Skates range in length from a few inches (centimeters) to about 8 ft (2.4 m). Most, however, are less than 2 ft (60 cm) long. Skates are rather sluggish animals that prefer to lie on the bottom or slowly cruise around, looking for the clams, snails, shrimp and other small animals that they eat.
The skin of skates is generally covered with numerous scales, but some skates have smooth skin. Skates do not have barbed tails, but some have organs along the sides of the tail that can produce an electric shock (this critter does not). The voltage they emit is generally low. Young skates hatch from eggs contained in leathery, protective capsules (ovoviviparous).

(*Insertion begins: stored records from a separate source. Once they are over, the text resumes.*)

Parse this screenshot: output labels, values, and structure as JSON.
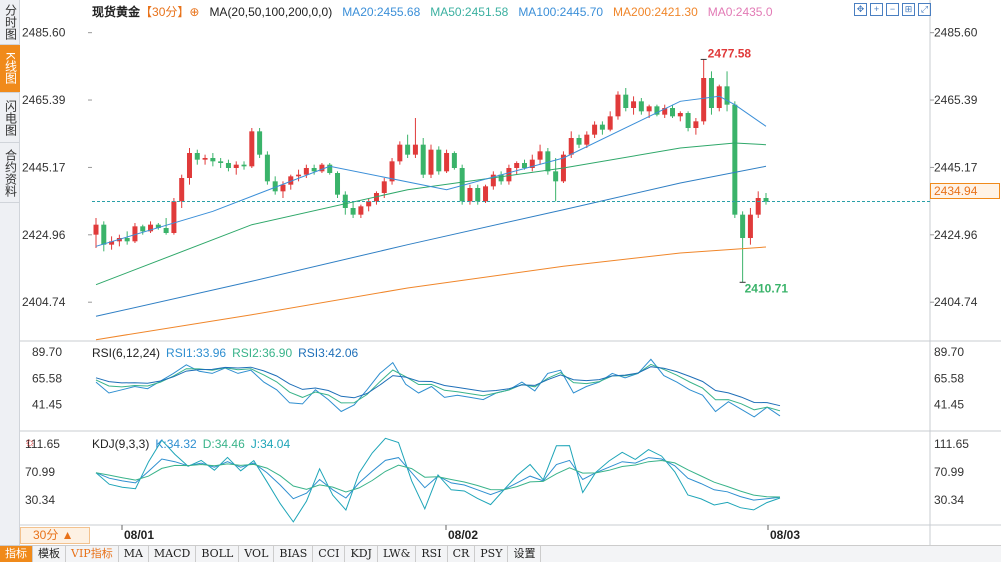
{
  "side_tabs": [
    {
      "label": "分时图",
      "active": false
    },
    {
      "label": "K线图",
      "active": true
    },
    {
      "label": "闪电图",
      "active": false
    },
    {
      "label": "合约资料",
      "active": false
    }
  ],
  "header": {
    "symbol": "现货黄金",
    "period": "【30分】",
    "ma_params": "MA(20,50,100,200,0,0)",
    "ma20": "MA20:2455.68",
    "ma50": "MA50:2451.58",
    "ma100": "MA100:2445.70",
    "ma200": "MA200:2421.30",
    "ma0": "MA0:2435.0"
  },
  "colors": {
    "up": "#e03a3a",
    "down": "#3ab36a",
    "ma20": "#3b8fd8",
    "ma50": "#2fa86a",
    "ma100": "#2f7fc4",
    "ma200": "#f0862a",
    "ma0": "#e27ab5",
    "current_line": "#2aa0a8",
    "rsi1": "#2f8fd0",
    "rsi2": "#39b38a",
    "rsi3": "#1e6fb8",
    "k": "#2f8fd0",
    "d": "#39b38a",
    "j": "#1ea5b8"
  },
  "toolbar_icons": [
    "move-icon",
    "zoom-in-icon",
    "zoom-out-icon",
    "fit-icon",
    "fullscreen-icon"
  ],
  "price_axis": {
    "labels": [
      "2485.60",
      "2465.39",
      "2445.17",
      "2424.96",
      "2404.74"
    ],
    "current": "2434.94",
    "high_label": "2477.58",
    "low_label": "2410.71"
  },
  "rsi": {
    "title": "RSI(6,12,24)",
    "rsi1": "RSI1:33.96",
    "rsi2": "RSI2:36.90",
    "rsi3": "RSI3:42.06",
    "axis": [
      "89.70",
      "65.58",
      "41.45"
    ]
  },
  "kdj": {
    "title": "KDJ(9,3,3)",
    "k": "K:34.32",
    "d": "D:34.46",
    "j": "J:34.04",
    "axis": [
      "111.65",
      "70.99",
      "30.34"
    ]
  },
  "time_axis": [
    "08/01",
    "08/02",
    "08/03"
  ],
  "period_button": "30分 ▲",
  "bottom_tabs": [
    {
      "label": "指标",
      "active": true
    },
    {
      "label": "模板",
      "active": false
    },
    {
      "label": "VIP指标",
      "active": false,
      "vip": true
    },
    {
      "label": "MA",
      "active": false
    },
    {
      "label": "MACD",
      "active": false
    },
    {
      "label": "BOLL",
      "active": false
    },
    {
      "label": "VOL",
      "active": false
    },
    {
      "label": "BIAS",
      "active": false
    },
    {
      "label": "CCI",
      "active": false
    },
    {
      "label": "KDJ",
      "active": false
    },
    {
      "label": "LW&",
      "active": false
    },
    {
      "label": "RSI",
      "active": false
    },
    {
      "label": "CR",
      "active": false
    },
    {
      "label": "PSY",
      "active": false
    },
    {
      "label": "设置",
      "active": false
    }
  ],
  "chart_data": {
    "type": "candlestick",
    "price_range": [
      2394.0,
      2490.0
    ],
    "candles": [
      [
        2425.0,
        2430.0,
        2421.0,
        2428.0
      ],
      [
        2428.0,
        2429.0,
        2420.0,
        2422.0
      ],
      [
        2422.0,
        2424.5,
        2420.5,
        2423.0
      ],
      [
        2423.0,
        2425.0,
        2421.5,
        2424.0
      ],
      [
        2424.0,
        2426.0,
        2422.0,
        2423.0
      ],
      [
        2423.0,
        2428.5,
        2422.5,
        2427.5
      ],
      [
        2427.5,
        2428.0,
        2425.0,
        2426.0
      ],
      [
        2426.0,
        2429.0,
        2425.5,
        2428.0
      ],
      [
        2428.0,
        2428.5,
        2426.5,
        2427.0
      ],
      [
        2427.0,
        2430.0,
        2425.0,
        2425.5
      ],
      [
        2425.5,
        2436.0,
        2425.0,
        2435.0
      ],
      [
        2435.0,
        2443.0,
        2433.0,
        2442.0
      ],
      [
        2442.0,
        2451.0,
        2440.0,
        2449.5
      ],
      [
        2449.5,
        2450.5,
        2446.0,
        2447.5
      ],
      [
        2447.5,
        2449.0,
        2446.0,
        2448.0
      ],
      [
        2448.0,
        2449.5,
        2445.5,
        2447.0
      ],
      [
        2447.0,
        2448.0,
        2445.0,
        2446.5
      ],
      [
        2446.5,
        2447.5,
        2444.0,
        2445.0
      ],
      [
        2445.0,
        2447.0,
        2443.0,
        2446.0
      ],
      [
        2446.0,
        2447.0,
        2444.5,
        2445.5
      ],
      [
        2445.5,
        2457.0,
        2445.0,
        2456.0
      ],
      [
        2456.0,
        2457.0,
        2448.0,
        2449.0
      ],
      [
        2449.0,
        2450.0,
        2440.0,
        2441.0
      ],
      [
        2441.0,
        2442.5,
        2437.0,
        2438.0
      ],
      [
        2438.0,
        2441.0,
        2436.0,
        2440.0
      ],
      [
        2440.0,
        2443.0,
        2438.5,
        2442.5
      ],
      [
        2442.5,
        2444.5,
        2441.0,
        2443.0
      ],
      [
        2443.0,
        2446.0,
        2442.0,
        2445.0
      ],
      [
        2445.0,
        2446.0,
        2443.0,
        2444.0
      ],
      [
        2444.0,
        2446.5,
        2443.5,
        2446.0
      ],
      [
        2446.0,
        2446.5,
        2443.0,
        2443.5
      ],
      [
        2443.5,
        2444.0,
        2436.0,
        2437.0
      ],
      [
        2437.0,
        2438.0,
        2431.0,
        2433.0
      ],
      [
        2433.0,
        2435.0,
        2430.0,
        2431.0
      ],
      [
        2431.0,
        2434.0,
        2430.0,
        2433.5
      ],
      [
        2433.5,
        2436.0,
        2432.0,
        2435.0
      ],
      [
        2435.0,
        2438.0,
        2434.0,
        2437.5
      ],
      [
        2437.5,
        2442.0,
        2436.0,
        2441.0
      ],
      [
        2441.0,
        2448.0,
        2440.0,
        2447.0
      ],
      [
        2447.0,
        2453.0,
        2446.0,
        2452.0
      ],
      [
        2452.0,
        2455.0,
        2448.0,
        2449.0
      ],
      [
        2449.0,
        2460.0,
        2448.0,
        2452.0
      ],
      [
        2452.0,
        2454.0,
        2442.0,
        2443.0
      ],
      [
        2443.0,
        2452.0,
        2442.0,
        2450.5
      ],
      [
        2450.5,
        2451.5,
        2443.0,
        2444.0
      ],
      [
        2444.0,
        2450.5,
        2443.5,
        2449.5
      ],
      [
        2449.5,
        2450.0,
        2444.5,
        2445.0
      ],
      [
        2445.0,
        2446.0,
        2434.0,
        2435.0
      ],
      [
        2435.0,
        2440.0,
        2434.0,
        2439.0
      ],
      [
        2439.0,
        2440.0,
        2434.0,
        2435.0
      ],
      [
        2435.0,
        2440.0,
        2434.5,
        2439.5
      ],
      [
        2439.5,
        2444.0,
        2438.5,
        2443.0
      ],
      [
        2443.0,
        2444.0,
        2440.0,
        2441.0
      ],
      [
        2441.0,
        2446.0,
        2440.0,
        2445.0
      ],
      [
        2445.0,
        2447.0,
        2443.0,
        2446.5
      ],
      [
        2446.5,
        2447.5,
        2444.5,
        2445.0
      ],
      [
        2445.0,
        2449.0,
        2444.0,
        2447.5
      ],
      [
        2447.5,
        2452.0,
        2446.0,
        2450.0
      ],
      [
        2450.0,
        2451.0,
        2443.0,
        2444.0
      ],
      [
        2444.0,
        2448.0,
        2435.0,
        2441.0
      ],
      [
        2441.0,
        2450.0,
        2440.5,
        2449.0
      ],
      [
        2449.0,
        2456.0,
        2448.0,
        2454.0
      ],
      [
        2454.0,
        2455.0,
        2451.0,
        2452.0
      ],
      [
        2452.0,
        2456.0,
        2451.0,
        2455.0
      ],
      [
        2455.0,
        2459.0,
        2454.0,
        2458.0
      ],
      [
        2458.0,
        2459.0,
        2455.0,
        2456.5
      ],
      [
        2456.5,
        2462.0,
        2456.0,
        2460.5
      ],
      [
        2460.5,
        2468.0,
        2459.5,
        2467.0
      ],
      [
        2467.0,
        2469.0,
        2462.0,
        2463.0
      ],
      [
        2463.0,
        2466.5,
        2461.0,
        2465.0
      ],
      [
        2465.0,
        2466.0,
        2461.0,
        2462.0
      ],
      [
        2462.0,
        2464.0,
        2460.0,
        2463.5
      ],
      [
        2463.5,
        2464.0,
        2460.5,
        2461.0
      ],
      [
        2461.0,
        2464.0,
        2460.0,
        2463.0
      ],
      [
        2463.0,
        2464.0,
        2460.0,
        2460.5
      ],
      [
        2460.5,
        2462.0,
        2459.0,
        2461.5
      ],
      [
        2461.5,
        2462.0,
        2456.0,
        2457.0
      ],
      [
        2457.0,
        2460.0,
        2455.0,
        2459.0
      ],
      [
        2459.0,
        2477.58,
        2458.0,
        2472.0
      ],
      [
        2472.0,
        2474.0,
        2461.0,
        2463.0
      ],
      [
        2463.0,
        2470.0,
        2462.0,
        2469.5
      ],
      [
        2469.5,
        2474.0,
        2462.0,
        2464.0
      ],
      [
        2464.0,
        2465.0,
        2430.0,
        2431.0
      ],
      [
        2431.0,
        2432.0,
        2410.71,
        2424.0
      ],
      [
        2424.0,
        2433.0,
        2422.0,
        2431.0
      ],
      [
        2431.0,
        2438.0,
        2430.0,
        2436.0
      ],
      [
        2436.0,
        2437.5,
        2434.0,
        2434.94
      ]
    ],
    "ma20": [
      [
        0,
        2421.5
      ],
      [
        15,
        2432.0
      ],
      [
        30,
        2445.5
      ],
      [
        45,
        2438.5
      ],
      [
        60,
        2448.0
      ],
      [
        75,
        2465.0
      ],
      [
        80,
        2466.5
      ],
      [
        82,
        2464.0
      ],
      [
        86,
        2457.5
      ]
    ],
    "ma50": [
      [
        0,
        2410.0
      ],
      [
        20,
        2428.0
      ],
      [
        40,
        2438.5
      ],
      [
        60,
        2445.0
      ],
      [
        75,
        2451.0
      ],
      [
        82,
        2452.5
      ],
      [
        86,
        2452.0
      ]
    ],
    "ma100": [
      [
        0,
        2400.5
      ],
      [
        20,
        2411.0
      ],
      [
        40,
        2422.0
      ],
      [
        60,
        2432.5
      ],
      [
        75,
        2440.5
      ],
      [
        86,
        2445.5
      ]
    ],
    "ma200": [
      [
        0,
        2393.5
      ],
      [
        20,
        2401.0
      ],
      [
        40,
        2409.0
      ],
      [
        60,
        2415.5
      ],
      [
        75,
        2419.5
      ],
      [
        86,
        2421.3
      ]
    ],
    "rsi1": [
      62,
      52,
      55,
      58,
      56,
      63,
      70,
      78,
      72,
      70,
      75,
      70,
      73,
      62,
      55,
      43,
      42,
      55,
      46,
      35,
      41,
      55,
      70,
      80,
      60,
      52,
      58,
      48,
      50,
      48,
      46,
      52,
      55,
      62,
      54,
      70,
      73,
      52,
      58,
      62,
      70,
      66,
      70,
      83,
      68,
      62,
      55,
      50,
      35,
      44,
      37,
      30,
      39,
      31
    ],
    "kdj_k": [
      70,
      62,
      58,
      55,
      72,
      90,
      86,
      80,
      84,
      78,
      86,
      78,
      84,
      70,
      52,
      32,
      40,
      60,
      45,
      33,
      55,
      72,
      88,
      92,
      70,
      48,
      65,
      55,
      52,
      45,
      38,
      45,
      55,
      65,
      58,
      82,
      88,
      60,
      70,
      78,
      86,
      84,
      92,
      90,
      80,
      62,
      54,
      45,
      42,
      35,
      30,
      32,
      34
    ]
  }
}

They have a max disc width of 1.6 ft (0.48 m) and a max length 2.8 ft (0.84 m). They are a warm season visitor, meaning as the snow birds flock to Sarasota, the clearnose skates say, "Peace!" and head to offshore waters during these colder months.
But don't think they are shy of cold water. They've been caught in waters as low as 43.3°F (6.3°C) to 80.6°F (27°C). That's some chilly water... no wonder they head over to the warmer currents! They still find their delectable food wherever they go, though: this includes, but is not limited to, mollusks, shrimp, crabs, and small fish. Yummy.
In Florida, since they are ovoviviparous, they lay their eggs between December and May (so, if you celebrate Easter, don't pick up these eggs). One female clearnose skate can lay up to 66 eggs in one season (not in one area, though). Incubation period is unknown, but is thought to last at least three months.
They are a non-aggressive animal that poses little threat to humans. Yet, they do have predators, such as the grey nurse shark (aka sand tiger shark).
Their IUCN status sees no immediate threat, but they are frequently caught as bycatch.